Christopher Wylie ha 28 anni ma ha imparato a combattere quando era davvero piccino.
Il giovane che ha scoperchiato il vaso di Pandora della terribile vicenda in cui si intrecciano i destini di Facebook, Cambridge Analytica e soprattutto dei nostri dati personali, arriva dal Canada e il coraggio di denunciare tutto e tutti ha radici profonde.
La vita lo ha costretto ad affrontare prove drammatiche, durissime, spietate, cucendogli addosso la corazza che oggi gli ha permesso di sfidare a duello le superpotenze dell’universo digitale. A sei anni viene abusato da una persona mentalmente instabile. La scuola cerca di nascondere il problema. I genitori, lei medico e lui psichiatra, vivono con apprensione le conseguenze a lungo termine di una simile violenza ed esitano a calcare la mano nelle iniziative legali adottate.
La consapevolezza dell’infanzia distrutta e un rendimento scolastico specchio del risentimento maturato nei confronti dell’istituzione didattica animano la determinazione del bambino che non si vuole arrendere.
All’età di 14 anni Christopher porta in tribunale il ministero dell’Istruzione della British Columbia e vince la causa, scatenando una sorta di tsunami che determina la repentina revisione delle politiche istituzionali di inclusione e di contrasto al bullismo. Gli viene diagnosticata la sindrome da deficit di attenzione e iperattività (ADHD) e la dislessia. A 16 anni abbandona la scuola e scopre una grande passione per la politica. Appena diciassettenne fa un’esperienza di praticantato al Parlamento canadese e lavora nell’ufficio del leader dell’opposizione.
L’incontro che gli cambia l’esistenza è con Ken Strasma, pioniere dei modelli statistici più sofisticati e dell’analisi predittiva, targeting director delle campagne elettorali di John Kerry nel 2004 e di Barack Obama nel 2008.
Ha lasciato la scuola ma non lo studio, leopardianamente “matto e disperatissimo”. Completa la sua formazione come autodidatta e a vent’anni comincia a seguire i corsi di giurisprudenza alla London School of Economics. Alterna i libri al lavoro per i liberaldemocratici nel Regno Unito che gli danno la possibilità di approfondire in termini pratici e non solo teorici il tema dei database politici e il microtargeting degli elettori.

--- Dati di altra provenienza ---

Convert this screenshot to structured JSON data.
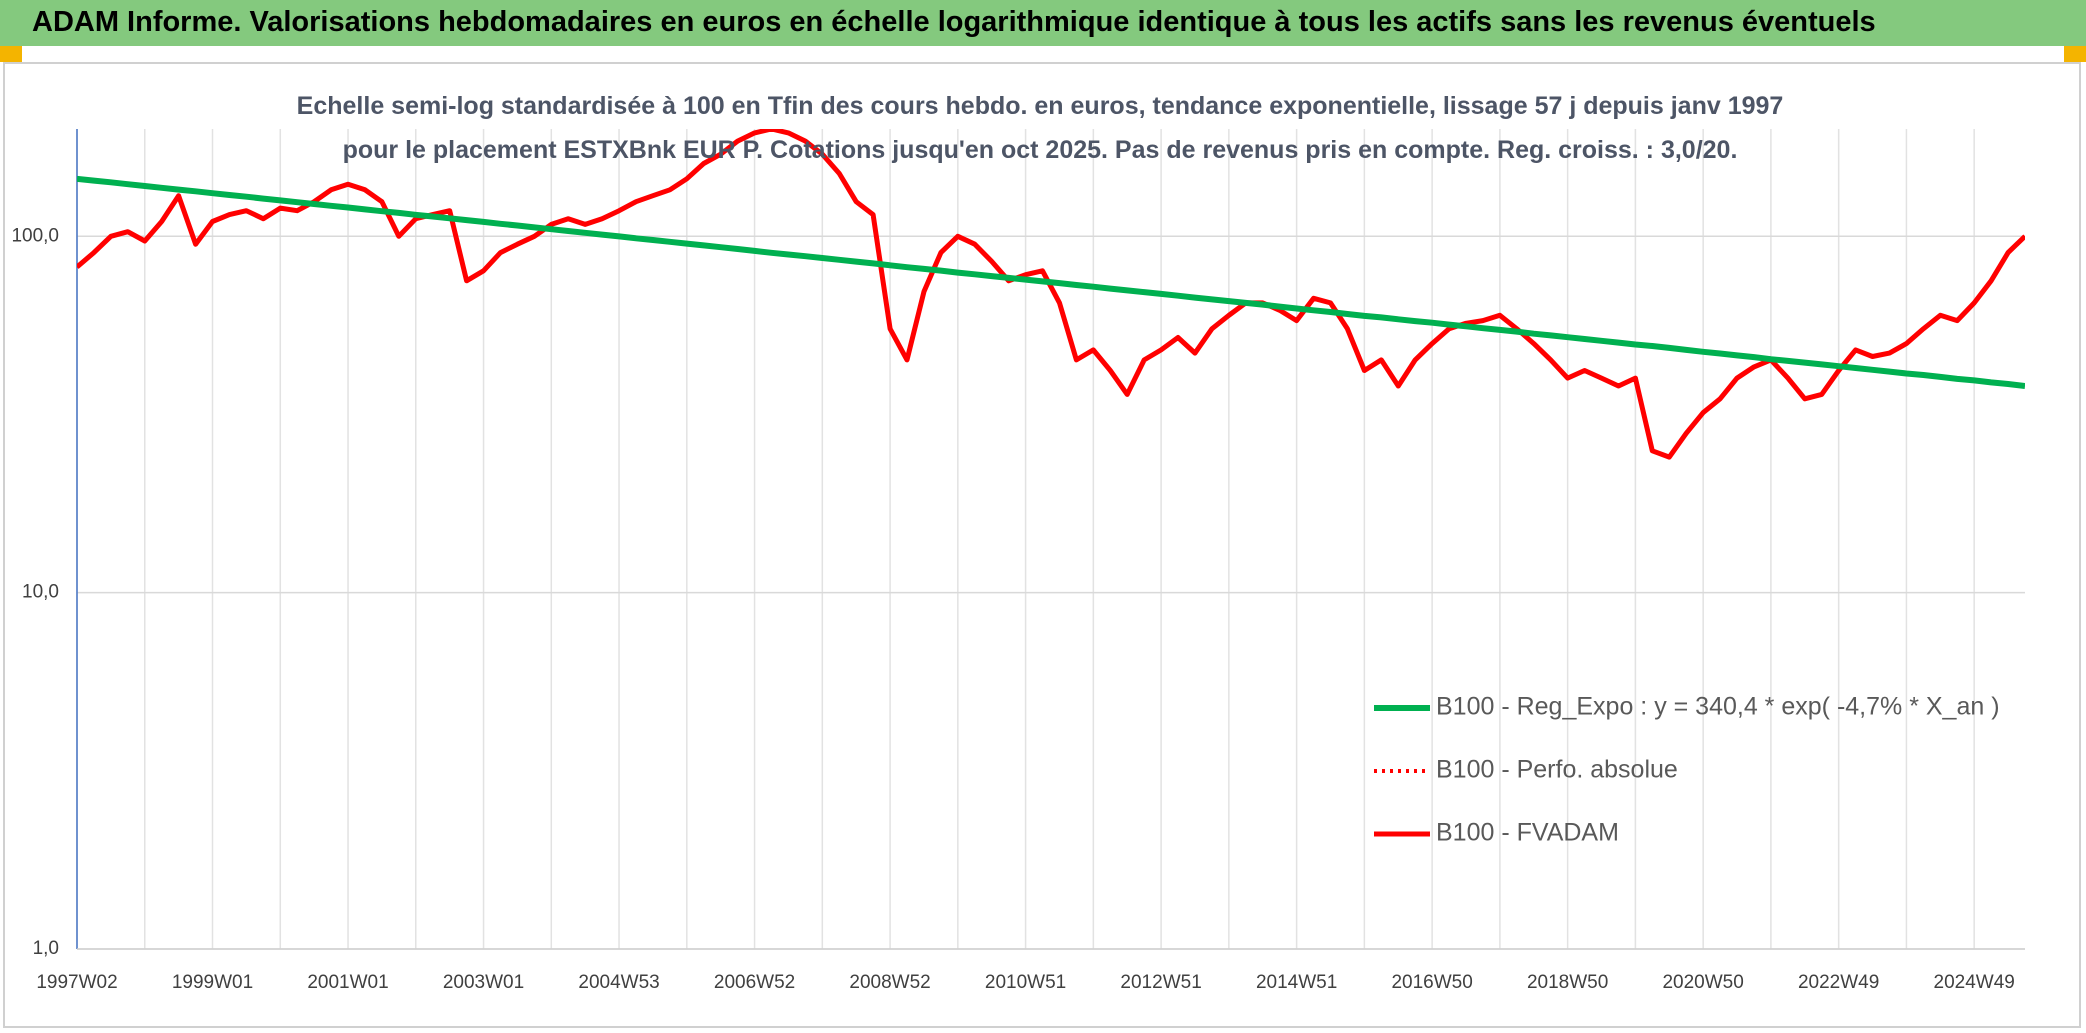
{
  "header": {
    "title": "ADAM Informe. Valorisations hebdomadaires en euros en échelle logarithmique identique à tous les actifs sans les revenus éventuels"
  },
  "chart_data": {
    "type": "line",
    "title": "Echelle semi-log standardisée à 100 en Tfin des cours hebdo. en euros, tendance exponentielle, lissage 57 j depuis janv 1997 pour le placement ESTXBnk EUR P. Cotations jusqu'en oct 2025. Pas de revenus pris en compte. Reg. croiss. : 3,0/20.",
    "categories": [
      "1997W02",
      null,
      null,
      null,
      null,
      null,
      null,
      null,
      "1999W01",
      null,
      null,
      null,
      null,
      null,
      null,
      null,
      "2001W01",
      null,
      null,
      null,
      null,
      null,
      null,
      null,
      "2003W01",
      null,
      null,
      null,
      null,
      null,
      null,
      null,
      "2004W53",
      null,
      null,
      null,
      null,
      null,
      null,
      null,
      "2006W52",
      null,
      null,
      null,
      null,
      null,
      null,
      null,
      "2008W52",
      null,
      null,
      null,
      null,
      null,
      null,
      null,
      "2010W51",
      null,
      null,
      null,
      null,
      null,
      null,
      null,
      "2012W51",
      null,
      null,
      null,
      null,
      null,
      null,
      null,
      "2014W51",
      null,
      null,
      null,
      null,
      null,
      null,
      null,
      "2016W50",
      null,
      null,
      null,
      null,
      null,
      null,
      null,
      "2018W50",
      null,
      null,
      null,
      null,
      null,
      null,
      null,
      "2020W50",
      null,
      null,
      null,
      null,
      null,
      null,
      null,
      "2022W49",
      null,
      null,
      null,
      null,
      null,
      null,
      null,
      "2024W49",
      null,
      null,
      null
    ],
    "series": [
      {
        "name": "B100 - Reg_Expo : y = 340,4 * exp( -4,7% *  X_an )",
        "color": "#00b050",
        "style": "solid",
        "width": 6,
        "values": [
          145.0,
          143.3,
          141.7,
          140.0,
          138.4,
          136.8,
          135.2,
          133.7,
          132.1,
          130.6,
          129.1,
          127.6,
          126.1,
          124.6,
          123.2,
          121.8,
          120.4,
          119.0,
          117.6,
          116.3,
          114.9,
          113.6,
          112.3,
          111.0,
          109.7,
          108.4,
          107.2,
          105.9,
          104.7,
          103.5,
          102.3,
          101.1,
          99.9,
          98.7,
          97.6,
          96.5,
          95.4,
          94.3,
          93.2,
          92.1,
          91.0,
          89.9,
          88.9,
          87.9,
          86.9,
          85.9,
          84.9,
          83.9,
          82.9,
          81.9,
          81.0,
          80.1,
          79.1,
          78.2,
          77.3,
          76.4,
          75.6,
          74.7,
          73.9,
          73.0,
          72.2,
          71.3,
          70.5,
          69.7,
          68.9,
          68.1,
          67.3,
          66.5,
          65.8,
          65.0,
          64.3,
          63.5,
          62.7,
          62.0,
          61.3,
          60.5,
          59.8,
          59.2,
          58.5,
          57.8,
          57.2,
          56.5,
          55.9,
          55.2,
          54.6,
          54.0,
          53.3,
          52.7,
          52.1,
          51.5,
          50.9,
          50.3,
          49.7,
          49.2,
          48.6,
          48.0,
          47.4,
          46.9,
          46.3,
          45.8,
          45.2,
          44.7,
          44.2,
          43.7,
          43.2,
          42.7,
          42.2,
          41.7,
          41.2,
          40.8,
          40.3,
          39.8,
          39.4,
          38.9,
          38.5,
          38.0
        ]
      },
      {
        "name": "B100 - Perfo. absolue",
        "color": "#ff0000",
        "style": "dotted",
        "width": 4,
        "values": [
          82,
          90,
          100,
          103,
          97,
          110,
          130,
          95,
          110,
          115,
          118,
          112,
          120,
          118,
          125,
          135,
          140,
          135,
          125,
          100,
          112,
          115,
          118,
          75,
          80,
          90,
          95,
          100,
          108,
          112,
          108,
          112,
          118,
          125,
          130,
          135,
          145,
          160,
          170,
          185,
          195,
          200,
          195,
          185,
          170,
          150,
          125,
          115,
          55,
          45,
          70,
          90,
          100,
          95,
          85,
          75,
          78,
          80,
          65,
          45,
          48,
          42,
          36,
          45,
          48,
          52,
          47,
          55,
          60,
          65,
          65,
          62,
          58,
          67,
          65,
          55,
          42,
          45,
          38,
          45,
          50,
          55,
          57,
          58,
          60,
          55,
          50,
          45,
          40,
          42,
          40,
          38,
          40,
          25,
          24,
          28,
          32,
          35,
          40,
          43,
          45,
          40,
          35,
          36,
          42,
          48,
          46,
          47,
          50,
          55,
          60,
          58,
          65,
          75,
          90,
          100
        ]
      },
      {
        "name": "B100 - FVADAM",
        "color": "#ff0000",
        "style": "solid",
        "width": 5,
        "values": [
          82,
          90,
          100,
          103,
          97,
          110,
          130,
          95,
          110,
          115,
          118,
          112,
          120,
          118,
          125,
          135,
          140,
          135,
          125,
          100,
          112,
          115,
          118,
          75,
          80,
          90,
          95,
          100,
          108,
          112,
          108,
          112,
          118,
          125,
          130,
          135,
          145,
          160,
          170,
          185,
          195,
          200,
          195,
          185,
          170,
          150,
          125,
          115,
          55,
          45,
          70,
          90,
          100,
          95,
          85,
          75,
          78,
          80,
          65,
          45,
          48,
          42,
          36,
          45,
          48,
          52,
          47,
          55,
          60,
          65,
          65,
          62,
          58,
          67,
          65,
          55,
          42,
          45,
          38,
          45,
          50,
          55,
          57,
          58,
          60,
          55,
          50,
          45,
          40,
          42,
          40,
          38,
          40,
          25,
          24,
          28,
          32,
          35,
          40,
          43,
          45,
          40,
          35,
          36,
          42,
          48,
          46,
          47,
          50,
          55,
          60,
          58,
          65,
          75,
          90,
          100
        ]
      }
    ],
    "ylim": [
      1,
      200
    ],
    "log_y": true,
    "yticks": [
      {
        "value": 1,
        "label": "1,0"
      },
      {
        "value": 10,
        "label": "10,0"
      },
      {
        "value": 100,
        "label": "100,0"
      }
    ],
    "grid": true,
    "legend": "lower right"
  }
}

Le sue competenze strategiche nel contesto politico e nello scenario tecnologico gli permettono di ottenere il Tier 1 (Exceptional Talent), il visto lavorativo britannico che viene riconosciuto soltanto a duecento stranieri ogni anno. Quattro anni fa rinuncia a una ambiziosa posizione in Deloitte, preferendo l’“arruolamento” nel team di Cambridge Analytica dove diventa capo della ricerca. Senza questa sua scelta, la CA non sarebbe mai esistita. Ed è questo uno dei suoi attuali principali crucci.
Wylie, capelli rosa e sguardo ingenuo, ammette che inizialmente non si era reso conto di essersi incamminato sul traballante intreccio di difesa, intelligence, grandi appalti e politica.

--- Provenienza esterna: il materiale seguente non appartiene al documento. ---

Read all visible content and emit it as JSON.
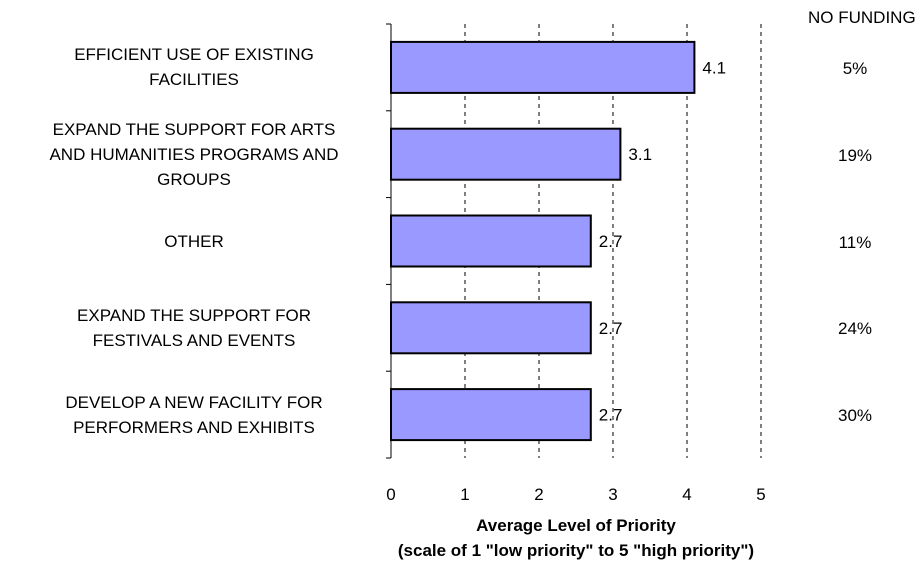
{
  "chart_data": {
    "type": "bar",
    "orientation": "horizontal",
    "categories": [
      [
        "EFFICIENT USE OF EXISTING",
        "FACILITIES"
      ],
      [
        "EXPAND THE SUPPORT FOR ARTS",
        "AND HUMANITIES PROGRAMS AND",
        "GROUPS"
      ],
      [
        "OTHER"
      ],
      [
        "EXPAND THE SUPPORT FOR",
        "FESTIVALS AND EVENTS"
      ],
      [
        "DEVELOP A NEW FACILITY FOR",
        "PERFORMERS AND EXHIBITS"
      ]
    ],
    "values": [
      4.1,
      3.1,
      2.7,
      2.7,
      2.7
    ],
    "value_labels": [
      "4.1",
      "3.1",
      "2.7",
      "2.7",
      "2.7"
    ],
    "no_funding_header": "NO FUNDING",
    "no_funding": [
      "5%",
      "19%",
      "11%",
      "24%",
      "30%"
    ],
    "xlabel": "Average Level of Priority",
    "xlabel_sub": "(scale of 1 \"low priority\" to 5 \"high priority\")",
    "xlim": [
      0,
      5
    ],
    "xticks": [
      "0",
      "1",
      "2",
      "3",
      "4",
      "5"
    ],
    "grid": "vertical dashed",
    "bar_color": "#9999ff"
  }
}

È lui stesso a definirsi il vegano gay canadese che in qualche modo ha consentito la realizzazione dello strumento “fotti cervello” (“mindfuck” nell’espressione idiomatica originale) per la guerra psicologica voluta da Steve Bannon per gestire la scalata elettorale di Trump alla presidenza Usa.

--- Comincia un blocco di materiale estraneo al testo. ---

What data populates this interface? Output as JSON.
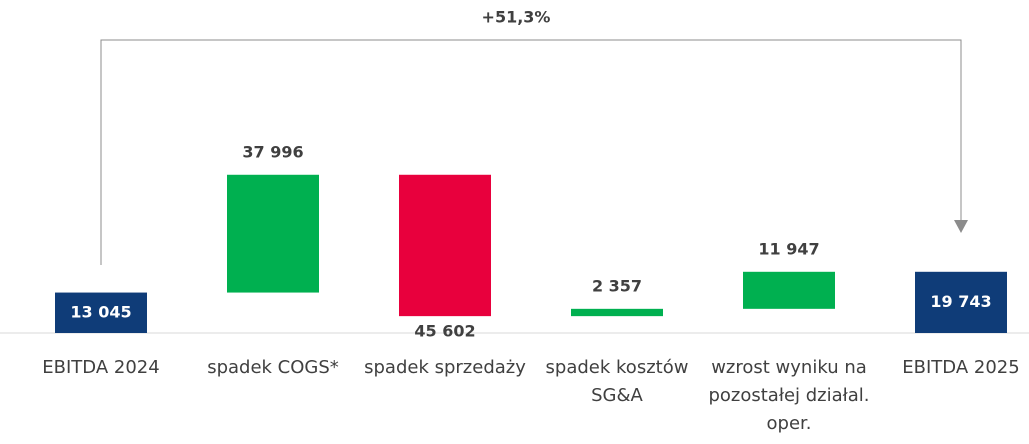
{
  "chart_data": {
    "type": "waterfall",
    "categories": [
      "EBITDA 2024",
      "spadek COGS*",
      "spadek sprzedaży",
      "spadek kosztów SG&A",
      "wzrost wyniku na pozostałej działal. oper.",
      "EBITDA 2025"
    ],
    "values": [
      13045,
      37996,
      -45602,
      2357,
      11947,
      19743
    ],
    "value_labels": [
      "13 045",
      "37 996",
      "45 602",
      "2 357",
      "11 947",
      "19 743"
    ],
    "total_color": "#0f3c78",
    "increase_color": "#00b050",
    "decrease_color": "#e8003d",
    "ylim": [
      0,
      70000
    ],
    "annotation": "+51,3%"
  }
}
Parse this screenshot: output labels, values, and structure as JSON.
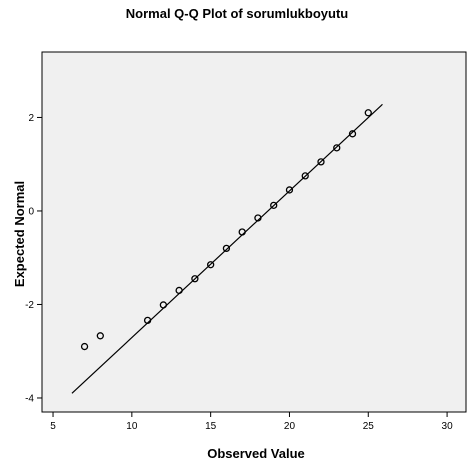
{
  "chart_data": {
    "type": "scatter",
    "title": "Normal Q-Q Plot of sorumlukboyutu",
    "xlabel": "Observed Value",
    "ylabel": "Expected Normal",
    "xlim": [
      4.3,
      31.2
    ],
    "ylim": [
      -4.3,
      3.4
    ],
    "x_ticks": [
      5,
      10,
      15,
      20,
      25,
      30
    ],
    "y_ticks": [
      -4,
      -2,
      0,
      2
    ],
    "grid": false,
    "legend": "none",
    "colors": {
      "background": "#ffffff",
      "plot_area": "#f0f0f0",
      "marker": "#000000",
      "line": "#000000"
    },
    "points": {
      "x": [
        7,
        8,
        11,
        12,
        13,
        14,
        15,
        16,
        17,
        18,
        19,
        20,
        21,
        22,
        23,
        24,
        25
      ],
      "y": [
        -2.9,
        -2.67,
        -2.34,
        -2.01,
        -1.7,
        -1.45,
        -1.15,
        -0.8,
        -0.45,
        -0.15,
        0.12,
        0.45,
        0.75,
        1.05,
        1.35,
        1.65,
        2.1
      ]
    },
    "reference_line": {
      "x": [
        6.2,
        25.9
      ],
      "y": [
        -3.9,
        2.28
      ]
    }
  }
}
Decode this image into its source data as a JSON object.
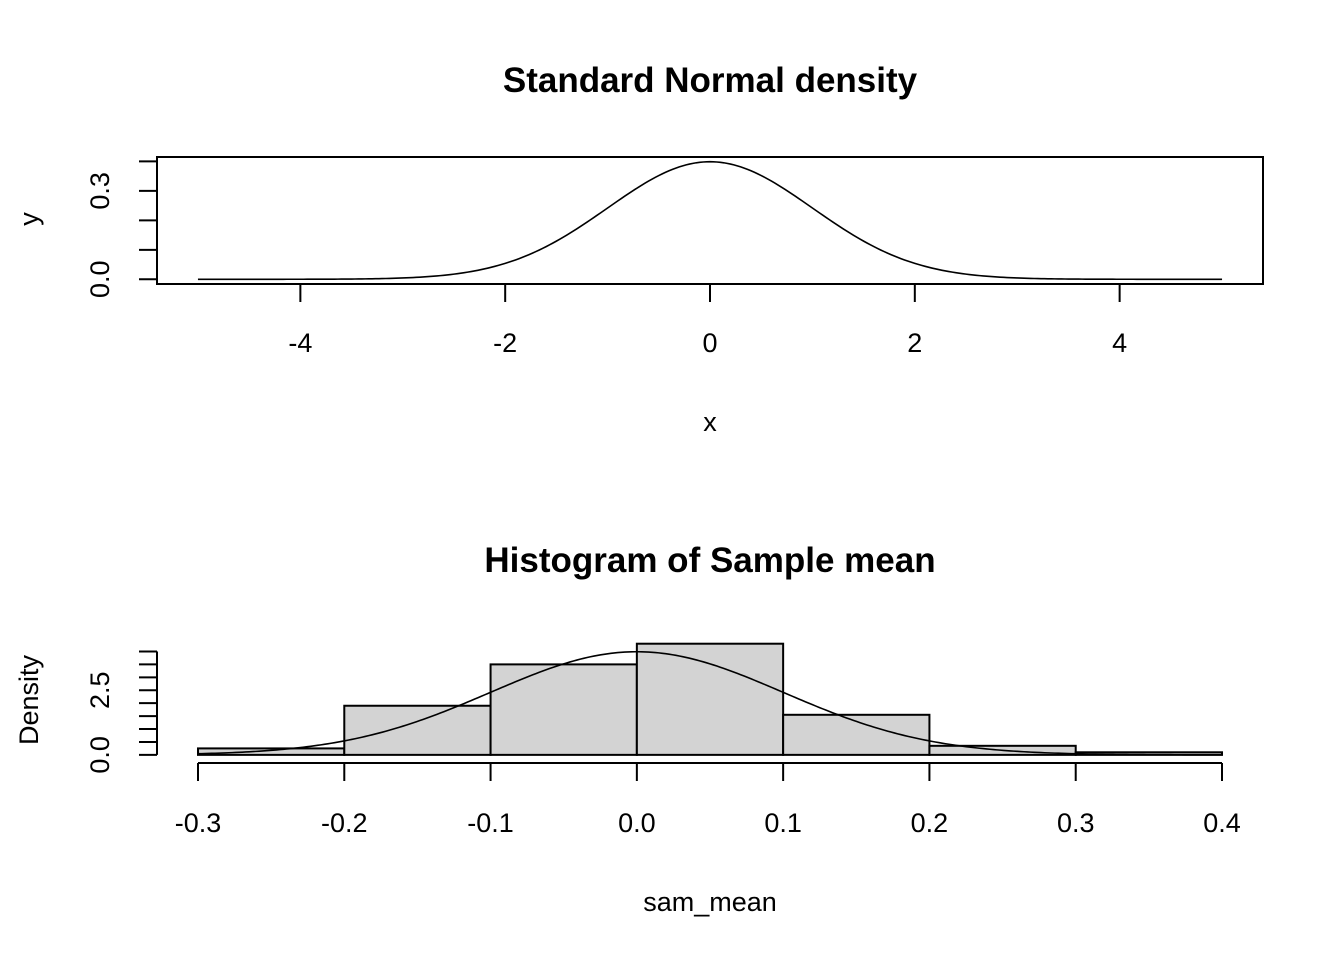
{
  "chart_data": [
    {
      "type": "line",
      "title": "Standard Normal density",
      "xlabel": "x",
      "ylabel": "y",
      "xlim": [
        -5.4,
        5.4
      ],
      "ylim": [
        -0.016,
        0.415
      ],
      "x_ticks": [
        "-4",
        "-2",
        "0",
        "2",
        "4"
      ],
      "x_tick_values": [
        -4,
        -2,
        0,
        2,
        4
      ],
      "y_ticks": [
        "0.0",
        "0.3"
      ],
      "y_tick_values": [
        0.0,
        0.1,
        0.2,
        0.3,
        0.4
      ],
      "y_tick_labeled": [
        true,
        false,
        false,
        true,
        false
      ],
      "curve": {
        "function": "dnorm",
        "mean": 0,
        "sd": 1,
        "x_range": [
          -5,
          5
        ]
      }
    },
    {
      "type": "bar",
      "title": "Histogram of Sample mean",
      "xlabel": "sam_mean",
      "ylabel": "Density",
      "xlim": [
        -0.3,
        0.4
      ],
      "ylim": [
        -0.16,
        4.25
      ],
      "x_ticks": [
        "-0.3",
        "-0.2",
        "-0.1",
        "0.0",
        "0.1",
        "0.2",
        "0.3",
        "0.4"
      ],
      "x_tick_values": [
        -0.3,
        -0.2,
        -0.1,
        0.0,
        0.1,
        0.2,
        0.3,
        0.4
      ],
      "y_ticks": [
        "0.0",
        "2.5"
      ],
      "y_tick_values": [
        0.0,
        0.5,
        1.0,
        1.5,
        2.0,
        2.5,
        3.0,
        3.5,
        4.0
      ],
      "y_tick_labeled": [
        true,
        false,
        false,
        false,
        false,
        true,
        false,
        false,
        false
      ],
      "bins": [
        {
          "from": -0.3,
          "to": -0.2,
          "density": 0.25
        },
        {
          "from": -0.2,
          "to": -0.1,
          "density": 1.9
        },
        {
          "from": -0.1,
          "to": 0.0,
          "density": 3.5
        },
        {
          "from": 0.0,
          "to": 0.1,
          "density": 4.3
        },
        {
          "from": 0.1,
          "to": 0.2,
          "density": 1.55
        },
        {
          "from": 0.2,
          "to": 0.3,
          "density": 0.35
        },
        {
          "from": 0.3,
          "to": 0.4,
          "density": 0.1
        }
      ],
      "curve": {
        "function": "dnorm",
        "mean": 0.0,
        "sd": 0.1,
        "x_range": [
          -0.3,
          0.4
        ]
      }
    }
  ]
}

Quando ha deciso di vuotare il sacco, Facebook ha sospeso il suo account, bloccando anche quello che Wylie aveva su Instagram. L’azienda di Mark Zuckerberg lo accusa di non aver correttamente impiegato le informazioni raccolte attraverso decine di milioni di utenti della piattaforma social. Come se Facebook non fosse in grado di rilevare l’incredibile voragine che era stata aperta e non avesse idea dove il fiume di dati andasse a finire…
Nel frattempo, dopo Nix e Wylie, sul palcoscenico è il turno di Aleksandr Kogan. Ma come cantava Figaro, “uno alla volta per carità”.